The 5 prompt patterns that work in hospitality
After deploying AI workflows across multiple hotel chains, the pattern is clear: 80% of useful hotel AI prompts are variants of five repeating shapes. Knowing these five shapes — and which one fits which workflow — turns prompt-writing from an art into a craft.
Pattern 1: Respond-in-voice
"You are [role]. Respond to the following [message type] in the voice of [property/brand]. [Constraints on tone, length, content]. INPUT: [actual content]." Used for: review responses, guest emails, in-room communications, social media replies. The voice constraint is what makes it different from a generic LLM response.
Pattern 2: Extract-from-text
"From the following [text type], extract: [field 1], [field 2], [field 3]. Return as [format]. If a field is not present, return null for that field. INPUT: [text]." Used for: parsing booking inquiries, extracting requests from emails, categorizing guest messages, structuring unstructured data into PMS fields.

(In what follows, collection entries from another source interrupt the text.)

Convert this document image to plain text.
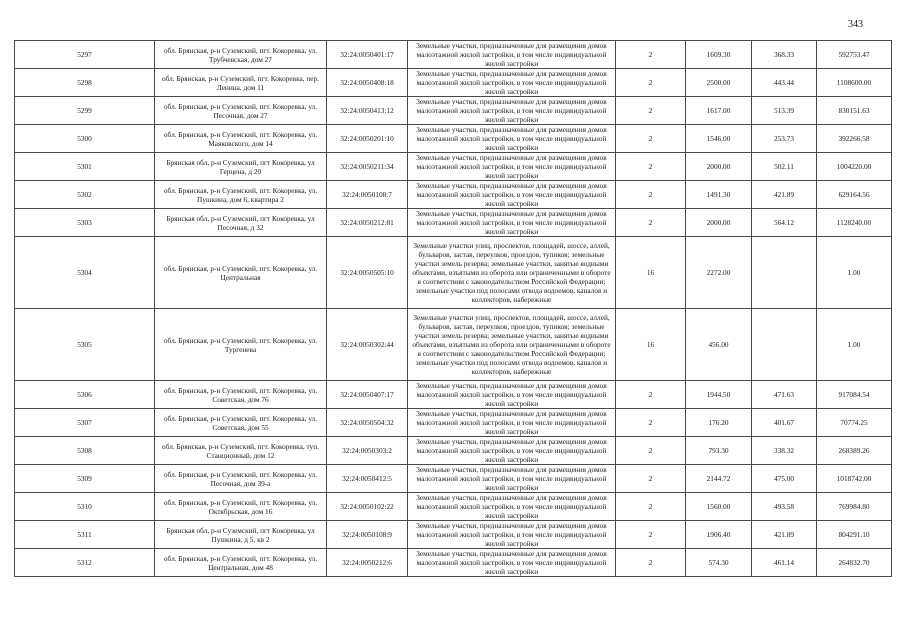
343
5297	обл. Брянская, р-н Суземский, пгт. Кокоревка, ул. Трубчевская, дом 27	32:24:0050401:17	Земельные участки, предназначенные для размещения домов малоэтажной жилой застройки, в том числе индивидуальной жилой застройки	2	1609.30	368.33	592753.47
5298	обл. Брянская, р-н Суземский, пгт. Кокоревка, пер. Ленина, дом 11	32:24:0050408:18	Земельные участки, предназначенные для размещения домов малоэтажной жилой застройки, в том числе индивидуальной жилой застройки	2	2500.00	443.44	1108600.00
5299	обл. Брянская, р-н Суземский, пгт. Кокоревка, ул. Песочная, дом 27	32:24:0050413:12	Земельные участки, предназначенные для размещения домов малоэтажной жилой застройки, в том числе индивидуальной жилой застройки	2	1617.00	513.39	830151.63
5300	обл. Брянская, р-н Суземский, пгт. Кокоревка, ул. Маяковского, дом 14	32:24:0050201:10	Земельные участки, предназначенные для размещения домов малоэтажной жилой застройки, в том числе индивидуальной жилой застройки	2	1546.00	253.73	392266.58
5301	Брянская обл, р-н Суземский, пгт Кокоревка, ул Герцена, д 20	32:24:0050211:34	Земельные участки, предназначенные для размещения домов малоэтажной жилой застройки, в том числе индивидуальной жилой застройки	2	2000.00	502.11	1004220.00
5302	обл. Брянская, р-н Суземский, пгт. Кокоревка, ул. Пушкина, дом 6, квартира 2	32:24:0050108:7	Земельные участки, предназначенные для размещения домов малоэтажной жилой застройки, в том числе индивидуальной жилой застройки	2	1491.30	421.89	629164.56
5303	Брянская обл, р-н Суземский, пгт Кокоревка, ул Песочная, д 32	32:24:0050212:81	Земельные участки, предназначенные для размещения домов малоэтажной жилой застройки, в том числе индивидуальной жилой застройки	2	2000.00	564.12	1128240.00
5304	обл. Брянская, р-н Суземский, пгт. Кокоревка, ул. Центральная	32:24:0050505:10	Земельные участки улиц, проспектов, площадей, шоссе, аллей, бульваров, застав, переулков, проездов, тупиков; земельные участки земель резерва; земельные участки, занятые водными объектами, изъятыми из оборота или ограниченными в обороте в соответствии с законодательством Российской Федерации; земельные участки под полосами отвода водоемов, каналов и коллекторов, набережные	16	2272.00		1.00
5305	обл. Брянская, р-н Суземский, пгт. Кокоревка, ул. Тургенева	32:24:0050302:44	Земельные участки улиц, проспектов, площадей, шоссе, аллей, бульваров, застав, переулков, проездов, тупиков; земельные участки земель резерва; земельные участки, занятые водными объектами, изъятыми из оборота или ограниченными в обороте в соответствии с законодательством Российской Федерации; земельные участки под полосами отвода водоемов, каналов и коллекторов, набережные	16	456.00		1.00
5306	обл. Брянская, р-н Суземский, пгт. Кокоревка, ул. Советская, дом 76	32:24:0050407:17	Земельные участки, предназначенные для размещения домов малоэтажной жилой застройки, в том числе индивидуальной жилой застройки	2	1944.50	471.63	917084.54
5307	обл. Брянская, р-н Суземский, пгт. Кокоревка, ул. Советская, дом 55	32:24:0050504:32	Земельные участки, предназначенные для размещения домов малоэтажной жилой застройки, в том числе индивидуальной жилой застройки	2	176.20	401.67	70774.25
5308	обл. Брянская, р-н Суземский, пгт. Кокоревка, туп. Станционный, дом 12	32:24:0050303:2	Земельные участки, предназначенные для размещения домов малоэтажной жилой застройки, в том числе индивидуальной жилой застройки	2	793.30	338.32	268389.26
5309	обл. Брянская, р-н Суземский, пгт. Кокоревка, ул. Песочная, дом 39-а	32:24:0050412:5	Земельные участки, предназначенные для размещения домов малоэтажной жилой застройки, в том числе индивидуальной жилой застройки	2	2144.72	475.00	1018742.00
5310	обл. Брянская, р-н Суземский, пгт. Кокоревка, ул. Октябрьская, дом 16	32:24:0050102:22	Земельные участки, предназначенные для размещения домов малоэтажной жилой застройки, в том числе индивидуальной жилой застройки	2	1560.00	493.58	769984.80
5311	Брянская обл, р-н Суземский, пгт Кокоревка, ул Пушкина, д 5, кв 2	32:24:0050108:9	Земельные участки, предназначенные для размещения домов малоэтажной жилой застройки, в том числе индивидуальной жилой застройки	2	1906.40	421.89	804291.10
5312	обл. Брянская, р-н Суземский, пгт. Кокоревка, ул. Центральная, дом 48	32:24:0050212:6	Земельные участки, предназначенные для размещения домов малоэтажной жилой застройки, в том числе индивидуальной жилой застройки	2	574.30	461.14	264832.70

Pattern 3: Summarize-with-structure
"Summarize the following [content] in [N words/sentences]. Focus on: [aspect 1], [aspect 2]. Format as [structure]. INPUT: [content]." Used for: daily review summaries, group communication digests, contract abstracts, monthly performance briefings.
Pattern 4: Generate-with-rules
"Generate [N variants/items] of [content type] for [context]. Each must include [requirement 1] and avoid [restriction 1]. Voice: [voice spec]. INPUT: [parameters]." Used for: menu descriptions, marketing copy variants, package proposals, in-room amenity descriptions, social media captions.
Pattern 5: Classify-with-action
"Classify the following [input] into one of: [category 1], [category 2], [category 3]. For each classification, suggest [next action]. INPUT: [content]." Used for: routing guest messages to the right department, triaging review urgency, prioritizing maintenance tickets from text reports, categorizing complaint severity.
Why this matters
Every hotel AI use case maps to one (or a combination) of these five patterns. A team that knows the patterns can build a new workflow in 30 minutes instead of 3 days. A team that doesn't reinvents the prompt structure from scratch every time and produces inconsistent output.